Opferdatenbank des DÖW: http://www.doew.at/

Forschung auf breiter Basis

Trotz dieser Fokussierung der Gründungserklärung auf den österreichischen Widerstand umfasste die inhaltliche Tätigkeit des DÖW von Beginn an auch die Geschichte der Verfolgung, vor allem der Jüdinnen und Juden, aber auch anderer Gruppen. Das DÖW war auch als Institution stets von weltanschaulicher und religiöser Pluralität geprägt, die Vorstand, Kuratorium und die Zusammensetzung des MitarbeiterInnenstabes ebenso wie deren Tätigkeit bis heute auszeichnet. Seit 1963 gehören dem Vorstand des DÖW Repräsentanten der drei Opferverbände (ÖVP-Kameradschaft der politisch Verfolgten, Bund Sozialdemokratischer Freiheitskämpfer und Opfer des Faschismus, KZ-Verband) ebenso an wie jene der Israelitischen Kultusgemeinde, der katholischen Kirche und der Wissenschaft. Einen Markstein in der Entwicklung des DÖW bildete 1983 die Gründung der Stiftung DÖW, die gemeinsam von der Republik Österreich, der Stadt Wien und dem Verein DÖW getragen wird und der Arbeit des DÖW ein finanzielles Fundament schuf.
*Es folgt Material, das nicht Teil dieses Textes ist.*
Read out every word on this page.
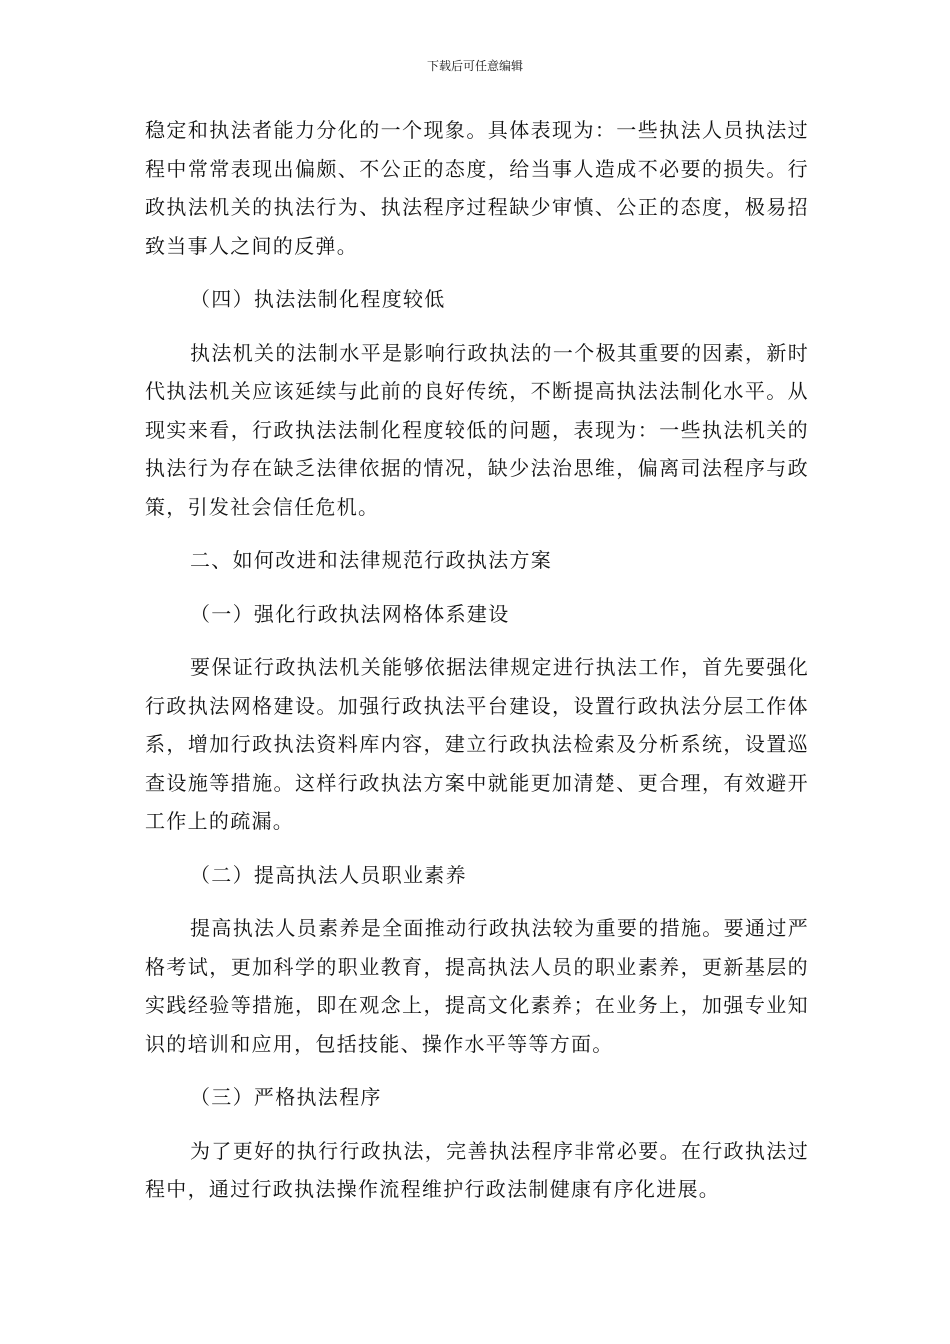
下载后可任意编辑

稳定和执法者能力分化的一个现象。具体表现为：一些执法人员执法过程中常常表现出偏颇、不公正的态度，给当事人造成不必要的损失。行政执法机关的执法行为、执法程序过程缺少审慎、公正的态度，极易招致当事人之间的反弹。

（四）执法法制化程度较低

执法机关的法制水平是影响行政执法的一个极其重要的因素，新时代执法机关应该延续与此前的良好传统，不断提高执法法制化水平。从现实来看，行政执法法制化程度较低的问题，表现为：一些执法机关的执法行为存在缺乏法律依据的情况，缺少法治思维，偏离司法程序与政策，引发社会信任危机。

二、如何改进和法律规范行政执法方案

（一）强化行政执法网格体系建设

要保证行政执法机关能够依据法律规定进行执法工作，首先要强化行政执法网格建设。加强行政执法平台建设，设置行政执法分层工作体系，增加行政执法资料库内容，建立行政执法检索及分析系统，设置巡查设施等措施。这样行政执法方案中就能更加清楚、更合理，有效避开工作上的疏漏。

（二）提高执法人员职业素养

提高执法人员素养是全面推动行政执法较为重要的措施。要通过严格考试，更加科学的职业教育，提高执法人员的职业素养，更新基层的实践经验等措施，即在观念上，提高文化素养；在业务上，加强专业知识的培训和应用，包括技能、操作水平等等方面。

（三）严格执法程序

为了更好的执行行政执法，完善执法程序非常必要。在行政执法过程中，通过行政执法操作流程维护行政法制健康有序化进展。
Forschungsschwerpunkte des DÖW: http://www.doew.at/erforschen/projekte/arbeitsschwerpunkte

Bildungsarbeit und Vermittlung

Wissen zum Thema Nationalsozialismus weiterzugeben ist seit seiner Gründung ein wichtiger Tätigkeitsbereich des DÖW. Der Nationalsozialismus beeinflusst und beschäftigt bis heute die österreichische Gesellschaft – Schlagworte wie „Gefahr von rechts“ oder „Schlussstrich“ sind allgegenwärtig. Noch immer gibt es viele Vorurteile und falsche Annahmen zu diesem Thema. Das DÖW bietet daher:

  • Aufklärung in Form von sachlich fundiertem Wissen
  • Diskussion über gegenwärtige Phänomene
  • Anknüpfungspunkte für den Unterricht
  • Unterstützung für Lehrende und Lernende

Historisch-politische Bildungsarbeit bedeutet, Wissen über den Nationalsozialismus und seine Mechanismen zu erwerben, um daraus für Gegenwart und Zukunft zu lernen. Dabei geht es nicht um vorschnelle Gleichsetzungen. Es geht darum, aufzuzeigen, wie eine Gesellschaft sich entwickeln kann, welche Dynamiken entstehen können und wo man heute Gefährdungen für Demokratie und Rechtsstaat wahrnehmen und wie man ihnen entgegentreten kann.